A favore della “depenalizzazione parziale” di quella che è conosciuta e definita come “dolce morte” per chi ha meno di diciotto anni (in Belgio i maggiorenni possono farvi ricorso già dal 2002), un’ampia maggioranza delle forze politiche del Paese, che comprende socialisti, verdi e liberali ma anche dagli indipendentisti dello N-Va che governano le Fiandre, ma tra di loro non sono mancate le obiezioni di coscienza. La destra e i cristiano-democratici si sono fieramente opposti, tentando di ribaltare il temuto risultato. Fino all'ultimo i cristiano-democratici, tanto francofoni quanto fiamminghi, hanno fatto piovere nelle dichiarazioni di voto le critiche ad una legge "inutile", "sbagliata", "mal fatta", di "portata più simbolica che pratica". "Solo Dio può togliere la vita, non i deputati", l'ultimo appello. Ed i vescovi belgi hanno espresso la loro delusione: ‘Un passo di troppo. Questa legge apre le porte all'estensione agli handicappati, ai dementi, ai malati mentali e magari anche quelli che sono stanchi di vivere’. Critici, oltre la Chiesa, i principali rappresentanti delle comunità ebraiche e musulmane, il Consiglio d’Europa - che in un suo parere ha raccomandato al Belgio di rivedere il provvedimento - e la maggior parte dei pediatri del Paese.

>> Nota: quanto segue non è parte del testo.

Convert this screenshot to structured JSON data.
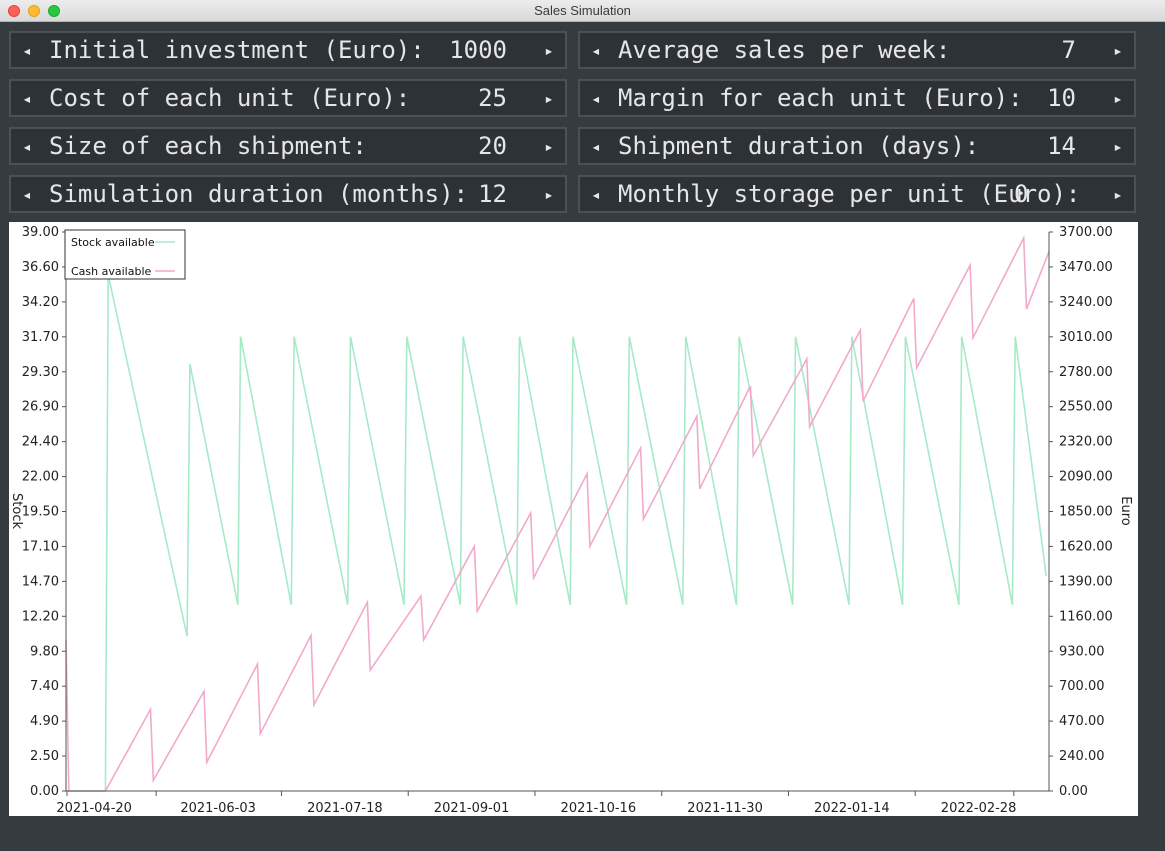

Le condizioni per poter richiedere l’eutanasia da parte di un bambino o un ragazzo sono restrittive. Il minore può chiedere l’eutanasia solo se è cosciente, in caso di malattia terminale grave e incurabile (come un cancro), abbinata a una sofferenza costante e insopportabile che non possa essere alleviata, con la prospettiva di un decesso comunque a breve, con il consenso di entrambi i genitori e con l’approvazione di uno psicologo o di uno psichiatra esterno all'equipe medica curante, che valuterà la "capacità di giudizio" del bambino, che capisca, insomma, cosa significhi morire. Il dolore psicologico, che può essere addotto come motivazione da un adulto che chiede di poter ricorrere all’eutanasia (come successo a ottobre per il caso di Nathan, 44enne che aveva cambiato sesso ma pativa “sofferenze psicologiche insopportabili”), non è preso, invece, in considerazione per quanto riguarda bambini e ragazzi.

In un Paese in cui circa 1.500 persone ogni anno ricorrono all'eutanasia, che rappresenta il 2% delle cause di decesso e dove è stato anche proposto di costruire centri specializzati per la “dolce morte”, nei sondaggi degli ultimi mesi l'opinione pubblica si è dimostrata largamente favorevole alla revisione della legge.

La legge entrerà in vigore dopo che verrà firmata da re Filippo, da cui non è attesa alcuna opposizione.

Dovranno essere gli stessi bambini a chiederlo, con l'accordo dei genitori, quindi. E se uno dei genitori non dovesse essere d’accordo? Su questo punto la legge tace.

Ma non sarà, forse, che una legge tale voglia tutelare più gli adulti che i minori, sollevandoli dalla indiscussa difficoltà di non riuscire a sostenere la sofferenza dei bambini?